When I used following command:
mkpmap -t 5 -n 8 -apC contr.cpm 1g -apo mirror_face GlareImage.oct
to generate photon map.
An error showed up:
Thanks
Yongqing
Hi Yongqing,
sorry for my late reply. I’ve never had this, and it’s not directly related to the scene complexity or number of photons. This is infact a system error. There are many reasons why fork() can fail (out of memory?), so I’ll may have to modify the source to dump the actual error code.
Will get back to you. Thx for reporting this & best regards,
–Roland
Dear Yongqing,
I’ve just uploaded a minor revision of oocsort.c to the CVS which outputs the system error if fork() fails. Could you recompile with that and let me know if you get a specific error this time?
Sorry I can’t reproduce it on my end. If it’s a memory issue we may indeed have run into a hard limit with 8Gb, or maybe you ran out of swap space (you might want to check the latter with swapon).
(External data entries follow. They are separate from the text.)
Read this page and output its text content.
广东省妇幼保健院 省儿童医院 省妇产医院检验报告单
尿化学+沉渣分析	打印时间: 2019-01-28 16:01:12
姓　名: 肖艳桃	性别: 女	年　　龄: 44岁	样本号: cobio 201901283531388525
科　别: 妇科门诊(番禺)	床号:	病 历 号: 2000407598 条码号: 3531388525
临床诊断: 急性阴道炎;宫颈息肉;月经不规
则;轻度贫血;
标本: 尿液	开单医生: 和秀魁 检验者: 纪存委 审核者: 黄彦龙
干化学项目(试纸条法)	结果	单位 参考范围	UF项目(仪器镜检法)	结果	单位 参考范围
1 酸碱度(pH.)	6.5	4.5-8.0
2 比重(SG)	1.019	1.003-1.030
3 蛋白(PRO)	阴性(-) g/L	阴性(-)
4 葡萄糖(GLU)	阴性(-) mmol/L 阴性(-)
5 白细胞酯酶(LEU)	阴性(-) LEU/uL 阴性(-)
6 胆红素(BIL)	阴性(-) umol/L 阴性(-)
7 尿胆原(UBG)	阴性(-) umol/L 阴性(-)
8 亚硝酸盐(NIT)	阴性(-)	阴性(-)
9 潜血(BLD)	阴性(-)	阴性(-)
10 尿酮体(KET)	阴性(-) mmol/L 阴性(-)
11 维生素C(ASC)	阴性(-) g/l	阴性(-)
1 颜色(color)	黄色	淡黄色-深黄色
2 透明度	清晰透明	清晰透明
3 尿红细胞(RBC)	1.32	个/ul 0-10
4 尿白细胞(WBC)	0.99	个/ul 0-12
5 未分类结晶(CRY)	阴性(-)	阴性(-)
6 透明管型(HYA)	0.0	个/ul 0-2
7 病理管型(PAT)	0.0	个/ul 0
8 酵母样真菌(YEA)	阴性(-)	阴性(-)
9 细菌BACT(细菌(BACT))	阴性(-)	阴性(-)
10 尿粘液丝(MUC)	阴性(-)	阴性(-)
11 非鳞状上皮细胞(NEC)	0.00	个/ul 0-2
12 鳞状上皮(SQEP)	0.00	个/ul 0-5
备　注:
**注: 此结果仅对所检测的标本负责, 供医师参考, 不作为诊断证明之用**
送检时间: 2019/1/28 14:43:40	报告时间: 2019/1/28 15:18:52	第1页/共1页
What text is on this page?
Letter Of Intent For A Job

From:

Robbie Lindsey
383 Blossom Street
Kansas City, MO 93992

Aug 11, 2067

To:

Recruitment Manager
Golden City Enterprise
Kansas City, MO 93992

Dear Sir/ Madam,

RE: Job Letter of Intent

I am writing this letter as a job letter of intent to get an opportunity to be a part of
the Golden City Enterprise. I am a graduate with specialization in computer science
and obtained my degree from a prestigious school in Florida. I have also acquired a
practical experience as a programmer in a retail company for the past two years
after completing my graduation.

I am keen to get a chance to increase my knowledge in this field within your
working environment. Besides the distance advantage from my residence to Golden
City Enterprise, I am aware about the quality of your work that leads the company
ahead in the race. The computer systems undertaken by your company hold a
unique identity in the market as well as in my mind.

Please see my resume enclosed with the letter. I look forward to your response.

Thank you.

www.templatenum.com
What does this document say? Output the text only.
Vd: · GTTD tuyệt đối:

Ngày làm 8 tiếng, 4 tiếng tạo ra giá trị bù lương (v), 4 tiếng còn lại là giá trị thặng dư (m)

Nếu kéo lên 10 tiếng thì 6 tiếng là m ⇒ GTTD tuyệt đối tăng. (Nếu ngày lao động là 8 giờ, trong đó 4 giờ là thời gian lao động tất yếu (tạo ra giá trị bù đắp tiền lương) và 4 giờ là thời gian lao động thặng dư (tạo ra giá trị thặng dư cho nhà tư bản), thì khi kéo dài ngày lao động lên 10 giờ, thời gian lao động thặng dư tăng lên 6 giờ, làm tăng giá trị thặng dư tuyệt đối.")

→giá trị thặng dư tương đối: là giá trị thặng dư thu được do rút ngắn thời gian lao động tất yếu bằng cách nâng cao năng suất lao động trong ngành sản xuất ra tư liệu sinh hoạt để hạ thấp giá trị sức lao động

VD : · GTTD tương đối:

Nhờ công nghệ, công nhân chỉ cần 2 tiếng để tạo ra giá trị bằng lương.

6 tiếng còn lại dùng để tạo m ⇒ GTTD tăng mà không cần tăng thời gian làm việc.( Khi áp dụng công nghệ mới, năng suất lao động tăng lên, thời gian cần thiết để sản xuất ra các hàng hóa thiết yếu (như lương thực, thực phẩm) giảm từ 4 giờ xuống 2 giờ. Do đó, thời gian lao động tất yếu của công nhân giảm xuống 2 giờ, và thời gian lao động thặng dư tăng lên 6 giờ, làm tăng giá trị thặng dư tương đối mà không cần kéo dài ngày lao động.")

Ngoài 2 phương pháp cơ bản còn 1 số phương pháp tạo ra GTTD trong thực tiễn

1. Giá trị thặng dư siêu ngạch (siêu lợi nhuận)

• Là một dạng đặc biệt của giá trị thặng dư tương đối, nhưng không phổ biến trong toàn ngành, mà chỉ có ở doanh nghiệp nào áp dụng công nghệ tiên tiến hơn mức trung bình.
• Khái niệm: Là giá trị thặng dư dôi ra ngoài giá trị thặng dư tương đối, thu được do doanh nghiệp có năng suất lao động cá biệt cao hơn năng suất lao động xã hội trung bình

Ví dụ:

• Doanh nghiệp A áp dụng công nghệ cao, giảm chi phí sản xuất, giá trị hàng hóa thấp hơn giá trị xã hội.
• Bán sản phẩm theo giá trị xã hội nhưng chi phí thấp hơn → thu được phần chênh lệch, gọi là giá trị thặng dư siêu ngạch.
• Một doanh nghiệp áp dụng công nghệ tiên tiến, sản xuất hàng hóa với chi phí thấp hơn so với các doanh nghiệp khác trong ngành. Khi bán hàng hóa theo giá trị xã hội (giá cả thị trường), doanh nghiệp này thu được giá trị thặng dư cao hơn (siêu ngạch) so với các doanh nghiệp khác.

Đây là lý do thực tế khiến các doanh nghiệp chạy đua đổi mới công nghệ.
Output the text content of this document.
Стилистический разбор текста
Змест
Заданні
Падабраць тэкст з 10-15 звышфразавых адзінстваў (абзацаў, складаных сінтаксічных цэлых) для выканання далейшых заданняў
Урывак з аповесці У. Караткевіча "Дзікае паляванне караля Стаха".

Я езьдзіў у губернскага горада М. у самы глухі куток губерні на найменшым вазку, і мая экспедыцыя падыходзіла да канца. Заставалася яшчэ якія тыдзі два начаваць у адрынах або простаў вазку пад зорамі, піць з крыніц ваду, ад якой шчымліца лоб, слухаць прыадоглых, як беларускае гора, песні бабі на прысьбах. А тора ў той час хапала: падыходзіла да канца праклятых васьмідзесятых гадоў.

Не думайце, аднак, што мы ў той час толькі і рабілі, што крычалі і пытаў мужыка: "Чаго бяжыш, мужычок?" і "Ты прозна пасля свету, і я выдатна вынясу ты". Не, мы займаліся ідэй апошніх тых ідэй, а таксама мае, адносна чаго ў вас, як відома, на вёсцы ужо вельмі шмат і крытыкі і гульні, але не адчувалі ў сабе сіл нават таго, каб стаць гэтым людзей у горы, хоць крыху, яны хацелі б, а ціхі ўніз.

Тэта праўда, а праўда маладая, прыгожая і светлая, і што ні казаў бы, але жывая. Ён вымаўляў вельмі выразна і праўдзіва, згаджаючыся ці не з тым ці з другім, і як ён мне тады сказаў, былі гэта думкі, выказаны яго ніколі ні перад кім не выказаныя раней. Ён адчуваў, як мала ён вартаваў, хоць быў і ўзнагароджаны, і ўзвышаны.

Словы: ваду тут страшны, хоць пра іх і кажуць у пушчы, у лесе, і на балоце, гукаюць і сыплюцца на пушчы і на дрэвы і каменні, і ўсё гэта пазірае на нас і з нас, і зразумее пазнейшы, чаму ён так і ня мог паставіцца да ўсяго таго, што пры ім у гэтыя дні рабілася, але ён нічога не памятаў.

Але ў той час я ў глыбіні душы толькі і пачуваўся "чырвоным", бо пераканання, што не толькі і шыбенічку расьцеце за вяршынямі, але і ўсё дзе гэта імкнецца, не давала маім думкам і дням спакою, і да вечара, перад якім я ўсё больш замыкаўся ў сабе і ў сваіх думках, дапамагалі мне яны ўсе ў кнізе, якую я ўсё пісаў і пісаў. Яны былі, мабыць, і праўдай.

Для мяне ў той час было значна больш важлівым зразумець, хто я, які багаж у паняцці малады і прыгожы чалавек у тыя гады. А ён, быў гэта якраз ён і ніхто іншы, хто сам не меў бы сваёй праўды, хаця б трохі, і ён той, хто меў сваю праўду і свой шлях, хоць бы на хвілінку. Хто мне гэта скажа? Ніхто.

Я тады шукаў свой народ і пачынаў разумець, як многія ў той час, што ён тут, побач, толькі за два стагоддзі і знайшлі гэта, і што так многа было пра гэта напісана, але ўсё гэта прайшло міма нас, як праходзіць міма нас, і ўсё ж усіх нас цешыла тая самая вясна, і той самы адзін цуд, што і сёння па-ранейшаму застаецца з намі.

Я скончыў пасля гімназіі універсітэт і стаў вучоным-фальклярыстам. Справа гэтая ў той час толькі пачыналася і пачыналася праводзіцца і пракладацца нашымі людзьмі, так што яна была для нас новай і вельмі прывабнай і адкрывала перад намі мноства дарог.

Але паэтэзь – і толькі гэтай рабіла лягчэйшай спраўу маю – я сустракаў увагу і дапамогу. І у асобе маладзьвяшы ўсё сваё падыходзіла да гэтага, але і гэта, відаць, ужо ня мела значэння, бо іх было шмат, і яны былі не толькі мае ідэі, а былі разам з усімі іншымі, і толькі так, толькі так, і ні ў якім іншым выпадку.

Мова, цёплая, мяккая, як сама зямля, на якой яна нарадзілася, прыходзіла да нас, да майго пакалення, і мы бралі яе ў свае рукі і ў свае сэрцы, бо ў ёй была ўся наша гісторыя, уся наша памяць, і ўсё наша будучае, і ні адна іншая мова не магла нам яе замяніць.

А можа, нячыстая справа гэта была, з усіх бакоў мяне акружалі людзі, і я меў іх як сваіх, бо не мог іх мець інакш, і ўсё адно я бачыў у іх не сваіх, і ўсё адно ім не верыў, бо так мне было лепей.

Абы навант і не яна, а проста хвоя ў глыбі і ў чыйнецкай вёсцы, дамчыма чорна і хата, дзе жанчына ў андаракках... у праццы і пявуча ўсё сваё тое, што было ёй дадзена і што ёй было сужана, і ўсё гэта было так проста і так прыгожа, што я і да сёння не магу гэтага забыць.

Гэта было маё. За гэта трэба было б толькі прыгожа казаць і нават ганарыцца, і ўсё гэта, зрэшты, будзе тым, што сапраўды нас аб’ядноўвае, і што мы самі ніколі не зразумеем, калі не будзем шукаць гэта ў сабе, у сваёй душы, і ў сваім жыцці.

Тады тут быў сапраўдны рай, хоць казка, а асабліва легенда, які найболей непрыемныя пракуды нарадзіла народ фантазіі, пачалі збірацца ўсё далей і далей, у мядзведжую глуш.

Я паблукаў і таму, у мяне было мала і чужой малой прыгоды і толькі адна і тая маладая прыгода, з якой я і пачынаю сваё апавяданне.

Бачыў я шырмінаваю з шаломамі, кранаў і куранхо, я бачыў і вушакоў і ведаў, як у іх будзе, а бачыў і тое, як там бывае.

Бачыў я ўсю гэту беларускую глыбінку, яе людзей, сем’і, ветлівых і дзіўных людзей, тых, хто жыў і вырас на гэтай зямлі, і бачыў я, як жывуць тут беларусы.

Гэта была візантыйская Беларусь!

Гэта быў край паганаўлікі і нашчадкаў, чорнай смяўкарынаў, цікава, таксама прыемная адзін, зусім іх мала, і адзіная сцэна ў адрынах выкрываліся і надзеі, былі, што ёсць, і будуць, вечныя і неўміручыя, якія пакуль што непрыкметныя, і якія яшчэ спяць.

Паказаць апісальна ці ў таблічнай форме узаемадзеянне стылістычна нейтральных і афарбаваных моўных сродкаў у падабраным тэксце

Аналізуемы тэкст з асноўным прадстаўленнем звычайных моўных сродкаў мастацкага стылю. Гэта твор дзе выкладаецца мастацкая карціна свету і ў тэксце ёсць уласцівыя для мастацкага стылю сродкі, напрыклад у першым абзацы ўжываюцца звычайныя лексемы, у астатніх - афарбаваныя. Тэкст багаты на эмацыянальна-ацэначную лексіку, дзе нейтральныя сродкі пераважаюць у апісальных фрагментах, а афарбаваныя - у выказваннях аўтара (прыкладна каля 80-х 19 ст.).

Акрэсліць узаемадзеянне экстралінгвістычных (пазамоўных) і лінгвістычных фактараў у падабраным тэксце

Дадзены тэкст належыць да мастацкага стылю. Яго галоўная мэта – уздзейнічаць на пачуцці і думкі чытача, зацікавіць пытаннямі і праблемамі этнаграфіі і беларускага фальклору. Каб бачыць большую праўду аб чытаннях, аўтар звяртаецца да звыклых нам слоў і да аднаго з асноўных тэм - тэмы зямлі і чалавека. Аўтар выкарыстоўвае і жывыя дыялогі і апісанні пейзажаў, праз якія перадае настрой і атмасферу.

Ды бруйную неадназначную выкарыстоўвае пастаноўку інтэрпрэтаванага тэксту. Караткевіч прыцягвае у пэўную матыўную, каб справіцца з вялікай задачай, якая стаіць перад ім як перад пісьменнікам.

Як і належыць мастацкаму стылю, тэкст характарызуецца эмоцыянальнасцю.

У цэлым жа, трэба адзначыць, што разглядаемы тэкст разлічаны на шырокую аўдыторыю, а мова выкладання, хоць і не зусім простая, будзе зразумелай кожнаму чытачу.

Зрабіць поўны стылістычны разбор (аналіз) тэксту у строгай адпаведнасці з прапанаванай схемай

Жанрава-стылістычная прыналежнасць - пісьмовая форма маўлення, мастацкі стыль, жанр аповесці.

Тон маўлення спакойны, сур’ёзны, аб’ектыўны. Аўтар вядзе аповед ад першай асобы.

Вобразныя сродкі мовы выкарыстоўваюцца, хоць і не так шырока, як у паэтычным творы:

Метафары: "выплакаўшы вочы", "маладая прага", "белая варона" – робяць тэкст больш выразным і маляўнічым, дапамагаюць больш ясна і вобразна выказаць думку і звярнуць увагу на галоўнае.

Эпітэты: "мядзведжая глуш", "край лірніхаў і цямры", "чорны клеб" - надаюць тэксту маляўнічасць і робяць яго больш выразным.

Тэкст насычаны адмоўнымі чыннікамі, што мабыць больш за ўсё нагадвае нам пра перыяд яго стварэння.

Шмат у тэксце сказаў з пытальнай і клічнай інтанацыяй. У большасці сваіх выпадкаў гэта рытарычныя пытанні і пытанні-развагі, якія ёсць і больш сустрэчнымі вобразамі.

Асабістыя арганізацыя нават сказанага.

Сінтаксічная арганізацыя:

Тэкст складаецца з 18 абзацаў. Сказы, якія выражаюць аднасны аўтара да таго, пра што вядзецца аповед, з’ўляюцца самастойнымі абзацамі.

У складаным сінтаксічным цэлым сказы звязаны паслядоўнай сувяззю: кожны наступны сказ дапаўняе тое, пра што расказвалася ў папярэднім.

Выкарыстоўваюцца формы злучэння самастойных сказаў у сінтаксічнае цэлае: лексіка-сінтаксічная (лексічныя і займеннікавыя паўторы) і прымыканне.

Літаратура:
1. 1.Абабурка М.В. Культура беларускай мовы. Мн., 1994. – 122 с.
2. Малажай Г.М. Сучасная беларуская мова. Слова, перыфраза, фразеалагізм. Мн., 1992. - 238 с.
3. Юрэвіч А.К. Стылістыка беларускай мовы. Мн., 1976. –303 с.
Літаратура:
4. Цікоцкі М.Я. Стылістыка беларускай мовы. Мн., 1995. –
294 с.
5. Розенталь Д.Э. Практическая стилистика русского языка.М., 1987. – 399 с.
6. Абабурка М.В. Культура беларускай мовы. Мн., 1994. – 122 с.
That said, I have generated 1G photons within 8Gb with far more complex geometry, so I’m surprised we’re getting this error.
Thanks and best regards,
–Roland
Hi,Roland
Sorry for delay.For some reason,I couldn’t sign in the forum for a long time.Until now I resolve the problem.
I recompiled the radiance using the revison source code and run mkpmap on my compter with 1G photons,the error showed that ‘cannot allocate memory’.
It seemed that my computer had not big enough memory capacity to generate so many photons(memory capacity: 8G).